Charles Baudelaire –
Les Fleurs du Mal (1857), XCVII - Danse macabre
La Danse des morts,
par Michael Wolgemut (1493)
Les danses macabres, tellement célébrées depuis le 14ème
siècle avec le début des grandes épidémies de peste ont frappé notre
imagination : comment la mort peut-elle ainsi se jouer de nous, les
vivants ? Comment ce néant qui nous transit d’effroi peut-il devenir,
comme ici, un être pourvu d’un charme évident ?
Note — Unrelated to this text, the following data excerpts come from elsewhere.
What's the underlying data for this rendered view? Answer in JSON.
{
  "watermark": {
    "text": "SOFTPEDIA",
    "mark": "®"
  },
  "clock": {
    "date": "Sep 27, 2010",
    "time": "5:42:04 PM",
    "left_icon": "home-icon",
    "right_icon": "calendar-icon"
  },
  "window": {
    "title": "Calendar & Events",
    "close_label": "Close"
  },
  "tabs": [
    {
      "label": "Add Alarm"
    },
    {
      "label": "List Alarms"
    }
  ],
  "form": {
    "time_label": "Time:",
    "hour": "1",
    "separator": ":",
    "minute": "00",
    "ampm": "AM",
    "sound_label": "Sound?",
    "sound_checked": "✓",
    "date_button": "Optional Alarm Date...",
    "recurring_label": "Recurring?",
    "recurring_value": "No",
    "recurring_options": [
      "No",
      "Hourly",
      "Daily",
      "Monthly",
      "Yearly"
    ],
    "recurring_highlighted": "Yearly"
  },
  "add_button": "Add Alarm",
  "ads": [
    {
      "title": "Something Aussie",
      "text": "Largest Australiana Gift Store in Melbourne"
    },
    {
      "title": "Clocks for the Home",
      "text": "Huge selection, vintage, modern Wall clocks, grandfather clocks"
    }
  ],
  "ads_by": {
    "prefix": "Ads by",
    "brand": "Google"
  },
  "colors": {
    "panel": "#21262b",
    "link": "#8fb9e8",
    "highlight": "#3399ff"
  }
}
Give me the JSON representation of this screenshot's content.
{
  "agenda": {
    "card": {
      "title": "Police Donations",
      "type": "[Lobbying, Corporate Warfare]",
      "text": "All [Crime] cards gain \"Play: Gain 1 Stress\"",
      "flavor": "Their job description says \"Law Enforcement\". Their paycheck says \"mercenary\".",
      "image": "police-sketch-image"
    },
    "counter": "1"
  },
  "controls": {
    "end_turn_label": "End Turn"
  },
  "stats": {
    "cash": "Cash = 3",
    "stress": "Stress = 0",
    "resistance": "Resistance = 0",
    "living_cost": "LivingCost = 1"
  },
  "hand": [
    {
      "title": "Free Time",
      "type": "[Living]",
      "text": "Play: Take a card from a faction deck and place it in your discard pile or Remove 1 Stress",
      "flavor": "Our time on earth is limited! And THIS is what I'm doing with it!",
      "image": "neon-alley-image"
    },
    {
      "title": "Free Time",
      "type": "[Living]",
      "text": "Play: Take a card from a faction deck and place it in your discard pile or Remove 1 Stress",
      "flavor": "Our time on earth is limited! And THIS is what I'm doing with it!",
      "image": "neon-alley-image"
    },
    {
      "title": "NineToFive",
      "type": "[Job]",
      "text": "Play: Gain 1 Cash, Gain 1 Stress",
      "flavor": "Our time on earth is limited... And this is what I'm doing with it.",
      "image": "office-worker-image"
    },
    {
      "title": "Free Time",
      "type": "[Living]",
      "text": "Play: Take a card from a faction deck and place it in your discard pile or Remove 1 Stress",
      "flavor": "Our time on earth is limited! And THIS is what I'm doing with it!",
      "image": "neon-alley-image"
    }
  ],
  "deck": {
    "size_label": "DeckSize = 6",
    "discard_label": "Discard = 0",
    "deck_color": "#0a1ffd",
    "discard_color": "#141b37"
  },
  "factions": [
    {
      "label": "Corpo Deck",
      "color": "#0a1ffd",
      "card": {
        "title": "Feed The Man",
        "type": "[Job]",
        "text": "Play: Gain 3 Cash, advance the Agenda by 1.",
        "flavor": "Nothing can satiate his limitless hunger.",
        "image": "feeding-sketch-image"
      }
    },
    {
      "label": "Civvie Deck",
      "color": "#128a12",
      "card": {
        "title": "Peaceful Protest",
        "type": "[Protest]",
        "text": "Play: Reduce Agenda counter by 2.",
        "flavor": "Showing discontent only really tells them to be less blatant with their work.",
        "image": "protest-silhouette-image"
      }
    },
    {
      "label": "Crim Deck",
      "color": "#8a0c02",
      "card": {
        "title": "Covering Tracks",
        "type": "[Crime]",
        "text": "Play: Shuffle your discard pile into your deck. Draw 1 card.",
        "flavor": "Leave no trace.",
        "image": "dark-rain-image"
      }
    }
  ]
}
On peut évidemment supposer que faute de pouvoir lutter
contre la mort, nous cherchons à la dominer en nous moquant d’elle – un peu
comme Brassens qui se vante d’avoir « semé des fleurs dans le trou de son nez ». Mais c’est faire fi de la pensée
de Baudelaire : cette ironie, ce mépris ricanant vient de la mort
elle-même, pas de nous. Lorsque notre ennemi triomphe et nous terrasse, nous
souffrons encore plus s’il ricane en même temps qu’il nous écrase. Nous
admettrions peut-être qu’on aille « cracher sur notre tombe», mais pas
qu’on dessus pour y danser.
Généralisons : ce que nous supportons mal, c’est
l’idée que notre mort sera l’objet d’une réjouissance, qu’il y aura comme une
fête à ce moment là.
Et si telle est la réalité, et si nous n’y pouvons
rien ?
Reste à faire comme Jacques Brel, feindre que nous sommes, nous-mêmes organisateurs de ces joyeuses
funérailles : J’veux qu’on rit, / J’veux qu’on chante / Quand c’est qu’on
m’ettra dans le trou !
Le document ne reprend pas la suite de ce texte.